Look for rising securities demand for credit card bank investment portfolios

Credit card balances plunged in the second quarter, likely adding to earnings pressure at banks such as Bank of America, Capital One, Discover, JPMorganChase, US Bank and Wells Fargo that hold large credit card loan portfolios. Card balances declined by $76 billion, the largest quarterly decline since the New York Fed began collecting the data in 2000. Most other loan balances—autos, home equity lines of credit, student loans—came in flat with mortgage balances up $63 billion. Sharply tighter bank underwriting on commercial and industrial, commercial real estate, mortgages and other consumer loans (see Fed’s Senior Loan Officer Opinion Survey released this week) and lower borrower demand has limited the ability of loan portfolio to lift banks out of a growing profit hole (see Bank strategies: Returns to duration, prepayment and credit risk). Banks have responded by adding securities. Demand at banks with big credit card portfolios may be particularly sharp.

Look for a falling supply of floating-rate ABS

Declining credit card spending and demand to keep loans on balance sheet contributed to a free fall in issuance of credit card ABS. Credit card issuance year-to-date in 2019 was $13.7 billion while this year it is $2.5 billion. Although modest in the context of the broader market, it is a decline in the supply of shorter floating-rate ABS.

Look for higher prepayment risk and lower credit risk in the newest mortgages

The median credit score of newly originated mortgages ran up in the second quarter to 784, the highest in the New York Fed’s records since 2003, likely leaving prepayment risk higher in the new loans and credit risk lower. Of course, the shift in risk profile assumes all other features of the new loans match past standards. The new highwater mark echoes the tighter mortgage underwriting standards reflected in this week’s Senior Loan Officer Opinion Survey. The strongest borrowers find it easier to refinance as originators crowd around borrowers that need the money the least, adding negative convexity to MBS. But the faster prepayments deleverage the security, and the borrower credit is stronger to start. Easier access to credit have already started shaping parts of the FSMT, GSMBS, JPMMT, WFMBS securitization shelves (see Smaller loans drive speeds and valuations in prime MBS). Look for securities backed by newer loans to show more negative convexity, better credit.

Of course, the flip side of tighter credit is that weaker borrowers may face more frictions, such as originators overlays, in getting new credit or refinancing old.

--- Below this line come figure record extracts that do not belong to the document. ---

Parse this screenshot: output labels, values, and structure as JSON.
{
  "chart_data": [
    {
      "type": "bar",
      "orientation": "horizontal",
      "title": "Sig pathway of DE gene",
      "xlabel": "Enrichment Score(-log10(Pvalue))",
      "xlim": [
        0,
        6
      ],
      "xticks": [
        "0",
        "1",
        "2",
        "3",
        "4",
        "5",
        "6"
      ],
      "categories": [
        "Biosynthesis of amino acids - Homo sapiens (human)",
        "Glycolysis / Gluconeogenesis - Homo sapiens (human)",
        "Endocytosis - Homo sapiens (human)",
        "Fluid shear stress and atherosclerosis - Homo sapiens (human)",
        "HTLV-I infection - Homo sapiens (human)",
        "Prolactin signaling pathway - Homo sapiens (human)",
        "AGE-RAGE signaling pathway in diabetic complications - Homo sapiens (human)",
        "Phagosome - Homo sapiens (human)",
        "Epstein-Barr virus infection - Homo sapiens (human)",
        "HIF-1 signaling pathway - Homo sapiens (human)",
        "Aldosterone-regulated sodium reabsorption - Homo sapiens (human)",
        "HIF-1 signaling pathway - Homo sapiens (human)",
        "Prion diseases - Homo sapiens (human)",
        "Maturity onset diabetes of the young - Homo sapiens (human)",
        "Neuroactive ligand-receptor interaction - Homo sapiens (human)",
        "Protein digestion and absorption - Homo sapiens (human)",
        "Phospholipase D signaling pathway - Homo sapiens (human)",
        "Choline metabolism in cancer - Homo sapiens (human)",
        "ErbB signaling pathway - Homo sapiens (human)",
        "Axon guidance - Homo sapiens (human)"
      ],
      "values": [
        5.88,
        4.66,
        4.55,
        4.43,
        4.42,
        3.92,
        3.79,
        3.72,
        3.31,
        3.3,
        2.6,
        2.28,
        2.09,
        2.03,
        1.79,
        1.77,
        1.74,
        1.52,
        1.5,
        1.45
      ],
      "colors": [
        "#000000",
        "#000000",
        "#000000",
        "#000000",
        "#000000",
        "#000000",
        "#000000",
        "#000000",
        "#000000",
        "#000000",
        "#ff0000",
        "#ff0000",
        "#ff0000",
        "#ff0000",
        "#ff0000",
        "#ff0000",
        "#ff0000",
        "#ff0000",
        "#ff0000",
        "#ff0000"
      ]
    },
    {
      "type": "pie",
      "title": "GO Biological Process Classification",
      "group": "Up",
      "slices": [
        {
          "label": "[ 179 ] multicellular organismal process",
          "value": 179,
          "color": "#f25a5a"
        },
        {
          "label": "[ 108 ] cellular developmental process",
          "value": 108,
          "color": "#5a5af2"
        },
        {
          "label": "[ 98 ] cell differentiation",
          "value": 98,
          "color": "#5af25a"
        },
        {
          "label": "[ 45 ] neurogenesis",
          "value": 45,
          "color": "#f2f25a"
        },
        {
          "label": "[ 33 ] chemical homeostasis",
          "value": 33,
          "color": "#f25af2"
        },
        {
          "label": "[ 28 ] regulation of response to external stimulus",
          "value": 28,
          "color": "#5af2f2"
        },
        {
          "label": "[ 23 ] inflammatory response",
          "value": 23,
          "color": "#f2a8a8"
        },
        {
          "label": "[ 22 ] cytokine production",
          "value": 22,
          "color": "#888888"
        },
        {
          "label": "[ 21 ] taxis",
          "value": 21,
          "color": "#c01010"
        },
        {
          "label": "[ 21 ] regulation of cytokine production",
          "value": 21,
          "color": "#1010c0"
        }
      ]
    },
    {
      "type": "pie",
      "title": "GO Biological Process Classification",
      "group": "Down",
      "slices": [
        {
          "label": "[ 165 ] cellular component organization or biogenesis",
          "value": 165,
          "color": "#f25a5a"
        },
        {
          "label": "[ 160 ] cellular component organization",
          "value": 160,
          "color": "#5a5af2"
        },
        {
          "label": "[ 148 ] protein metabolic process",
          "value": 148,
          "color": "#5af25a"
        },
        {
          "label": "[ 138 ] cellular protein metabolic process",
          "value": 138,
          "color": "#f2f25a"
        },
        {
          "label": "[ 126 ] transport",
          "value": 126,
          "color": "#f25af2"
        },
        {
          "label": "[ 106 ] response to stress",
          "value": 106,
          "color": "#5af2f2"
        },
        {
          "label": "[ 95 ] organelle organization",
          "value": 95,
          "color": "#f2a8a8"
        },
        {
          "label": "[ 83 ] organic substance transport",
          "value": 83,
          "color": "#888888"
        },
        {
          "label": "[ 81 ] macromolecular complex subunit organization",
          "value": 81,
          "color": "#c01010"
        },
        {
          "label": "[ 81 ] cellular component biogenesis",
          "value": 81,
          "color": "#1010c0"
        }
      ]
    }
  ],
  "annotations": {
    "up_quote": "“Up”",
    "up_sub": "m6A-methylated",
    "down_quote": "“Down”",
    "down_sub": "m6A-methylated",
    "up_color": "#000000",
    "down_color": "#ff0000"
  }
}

A cloudy outlook for consumer credit overall

Foreclosure moratoriums, forbearance and fiscal support from unemployment benefits and other programs have had dramatic effects on the consumer balance sheet, clouding the picture of credit should these policies lapse. Foreclosures, for example, dropped from more than 35,000 in March to less than 10,000 in June. The CARES Act automatically rolled all federal direct student loans into forbearance and waived interest, leaving an estimated 88% of private and federal student loans at the end of July with a scheduled payment of $0. This leaves securities most leveraged to the consumer balance sheet—speculative grade MBS and ABS—also leveraged to fiscal policy.